Mimo moich starań on miał kwaśną minę, to nie brałam pod uwagę, że jego niezadowolenie mogło mieć zupełnie inną przyczynę nie związaną z domem i ze mną, tylko popadałam w poczucie winy, a jak wina to i kara.

Jeśli jego zdenerwowali w pracy, to frustrację przelewał na mnie, a ja przejmując odpowiedzialność, przyjmowałam wszystko na siebie. Moje poczucie winy on pokazywał mi poprzez projekcję na mnie, oczywiście na poziomie podświadomym. Bo świadomie to krzyczał na mnie, wymachiwał przed nosem rękoma, a ja nie wiedziałam o co?

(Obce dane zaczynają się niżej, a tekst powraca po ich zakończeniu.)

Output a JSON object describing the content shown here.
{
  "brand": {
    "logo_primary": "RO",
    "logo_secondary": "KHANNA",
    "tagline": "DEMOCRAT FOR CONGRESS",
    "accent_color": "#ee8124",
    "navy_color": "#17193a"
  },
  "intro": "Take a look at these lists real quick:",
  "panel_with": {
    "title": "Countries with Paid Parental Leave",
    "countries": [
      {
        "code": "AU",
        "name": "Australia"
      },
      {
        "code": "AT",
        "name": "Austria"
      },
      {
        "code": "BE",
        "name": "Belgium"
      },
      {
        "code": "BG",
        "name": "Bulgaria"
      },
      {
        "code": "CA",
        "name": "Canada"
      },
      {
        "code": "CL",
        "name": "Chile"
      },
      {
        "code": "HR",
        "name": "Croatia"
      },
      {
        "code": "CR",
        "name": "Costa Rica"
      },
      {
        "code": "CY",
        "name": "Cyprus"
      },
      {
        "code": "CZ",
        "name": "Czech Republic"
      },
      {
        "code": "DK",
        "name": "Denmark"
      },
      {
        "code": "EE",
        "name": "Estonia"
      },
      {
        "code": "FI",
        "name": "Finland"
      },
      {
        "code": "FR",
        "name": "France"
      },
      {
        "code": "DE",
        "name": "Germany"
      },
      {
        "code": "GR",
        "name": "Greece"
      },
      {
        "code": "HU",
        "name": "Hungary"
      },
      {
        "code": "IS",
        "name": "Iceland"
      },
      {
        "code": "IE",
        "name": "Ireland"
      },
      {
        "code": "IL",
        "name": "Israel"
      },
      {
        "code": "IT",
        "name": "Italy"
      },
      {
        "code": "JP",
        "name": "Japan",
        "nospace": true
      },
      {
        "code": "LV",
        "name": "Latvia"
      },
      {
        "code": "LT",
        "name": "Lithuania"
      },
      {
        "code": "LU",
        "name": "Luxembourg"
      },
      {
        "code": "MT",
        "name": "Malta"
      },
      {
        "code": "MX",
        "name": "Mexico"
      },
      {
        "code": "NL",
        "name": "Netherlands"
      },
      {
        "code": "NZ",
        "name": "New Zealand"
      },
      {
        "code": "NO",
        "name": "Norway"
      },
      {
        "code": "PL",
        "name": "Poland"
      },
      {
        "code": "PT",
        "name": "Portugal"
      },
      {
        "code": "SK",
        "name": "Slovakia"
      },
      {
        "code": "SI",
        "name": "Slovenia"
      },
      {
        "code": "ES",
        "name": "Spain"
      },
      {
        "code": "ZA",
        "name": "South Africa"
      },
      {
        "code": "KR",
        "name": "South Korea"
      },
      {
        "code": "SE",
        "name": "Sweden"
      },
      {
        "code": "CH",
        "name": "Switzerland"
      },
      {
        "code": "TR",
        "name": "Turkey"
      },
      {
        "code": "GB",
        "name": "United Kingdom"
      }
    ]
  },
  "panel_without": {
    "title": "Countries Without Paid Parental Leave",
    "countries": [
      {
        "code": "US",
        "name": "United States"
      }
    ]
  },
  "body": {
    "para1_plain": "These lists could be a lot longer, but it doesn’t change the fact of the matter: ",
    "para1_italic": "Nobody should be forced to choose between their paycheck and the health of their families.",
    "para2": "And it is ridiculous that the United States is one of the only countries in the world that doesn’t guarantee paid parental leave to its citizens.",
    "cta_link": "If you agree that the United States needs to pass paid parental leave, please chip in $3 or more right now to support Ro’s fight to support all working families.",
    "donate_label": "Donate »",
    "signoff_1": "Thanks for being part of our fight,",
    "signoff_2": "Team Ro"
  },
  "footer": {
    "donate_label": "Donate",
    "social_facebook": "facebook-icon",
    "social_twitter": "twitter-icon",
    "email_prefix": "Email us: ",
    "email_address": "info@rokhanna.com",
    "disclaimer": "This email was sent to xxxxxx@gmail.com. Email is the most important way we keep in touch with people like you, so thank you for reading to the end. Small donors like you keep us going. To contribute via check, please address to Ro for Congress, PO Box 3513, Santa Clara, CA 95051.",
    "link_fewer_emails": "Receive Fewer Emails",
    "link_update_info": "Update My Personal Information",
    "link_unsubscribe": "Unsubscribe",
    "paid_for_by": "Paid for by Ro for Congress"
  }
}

Schemat oczekiwania zniszczył nasz związek, tak musiało się stać, aby poprzez traumę rozwodu mogłam usłyszeć, co krzyczy do mnie podświadomość? – Irena jesteś w toksycznym schemacie! Zacznij myśleć o sobie, a nie oczekuj, że ktoś zrobi to za ciebie. Owszem jak trochę pomyślisz o sobie, to dopiero i inni o tobie pomyślą!

Niestety ja tego w tamtym okresie nie słyszałam, dotarło to do mnie później, dopiero, jak zaczęłam uwalniać toksyczne schematy.

Miłość wiele zniesie, ale trzeba dać jej szansę i niszczycielskie schematy uwolnić, póki jeszcze miłość trwa.

Życzę wszystkim udanych szczęśliwych związków.